Which gives Any type of violence or discrimination against them is prohibited in any country in the world. The UN has a website, Free and Equal UN, which is a valuable international reference. You and your children can consult it to learn more about this topic. Also in it you can get some resources and watch very educational videos.
Stories for the little ones about transgender visibility
One of the most used tools to talk with the little ones on any subject are the stories. We are going to give you a list of them that treat of boys and girls who feel that they are of another gender from which they were born. After you have read them you can ask them if their class or some of their friends, or they themselves feel this way. And how do these people make their transgender visible?
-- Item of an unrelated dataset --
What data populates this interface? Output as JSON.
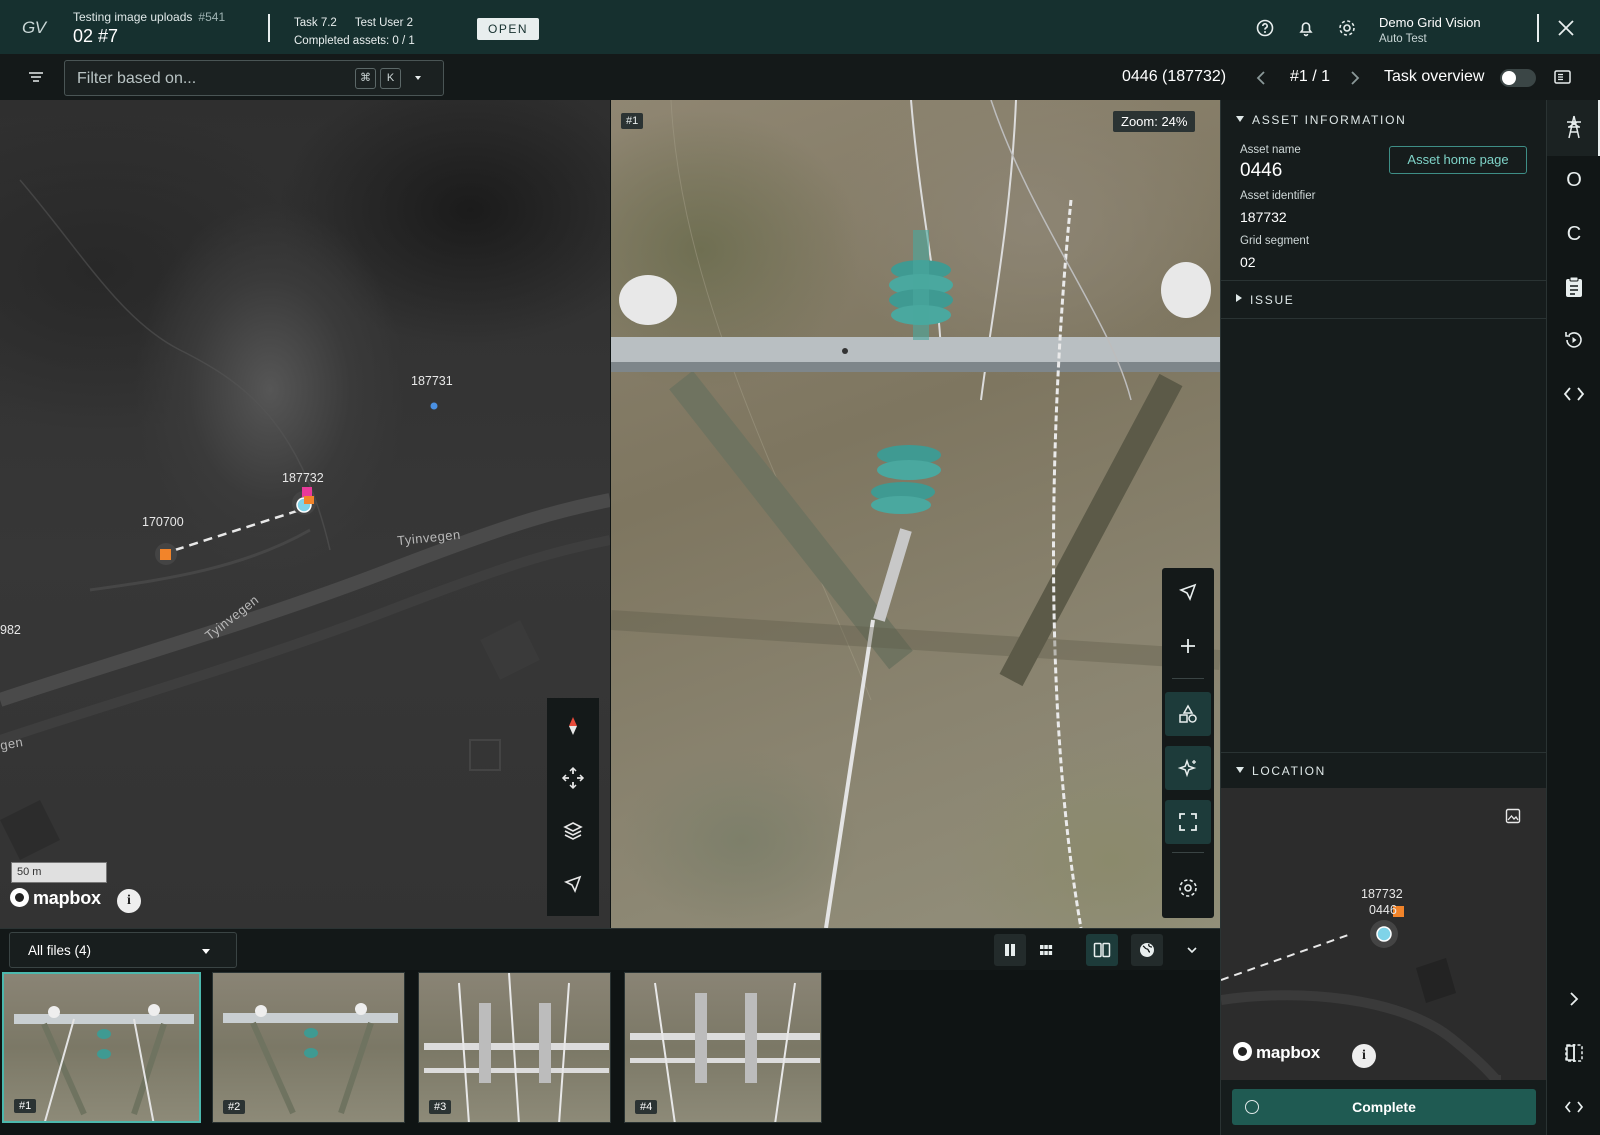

The day of everything upside down, this story will allow you to explain what is transsexuality to the little ones. It tells the story of Gabriel, who asks the fairy for one wish: to be a girl. For a single day your wish will be fulfilled ... or perhaps it will be fulfilled for more than one. You will have to read the story to know the ending.
I am Jazz is the true story of jazz jennings, a famous transgender girl who has her own series. From the age of two, Jazz was aware that he had the brain of a girl in the body of a boy. Her family, who were terribly confused, decided to take her to the doctor, who told them that Jazz was transgender and that she was born that way. The goal is to inform children about the life of transgender people to encourage tolerance and acceptance.
Talk to teens about gender identity
There are topics that seem to be taboo with adolescents, and sexual diversity can be one of them. It does not hurt than on a day like today let's propose a cinema forum at home. We recommend you some movies. Before you start, you can brainstorm ideas that transgender visibility generates, and then comment on how many of these ideas have emerged in the movies.
Ma fri in rose is a co-production of director Alain Berliner. The movie tells the story of Ludovic, a boy with the mentality of a girl. He is in love with Jerôme, his schoolmate and son of his father's boss. What starts out as fun turns into outrage to families when boys pretend to be married. The situation generates reactions from neighbors, friends and teachers. Fortunately everything ends well.
The Danish girl It is a film based on the novel of the same title by David Ebershoff, so another option may be to read the book and comment on it. It tells the story of Lili Elbe, a true story, since she was one of the first people to have sex reassignment surgery in Denmark.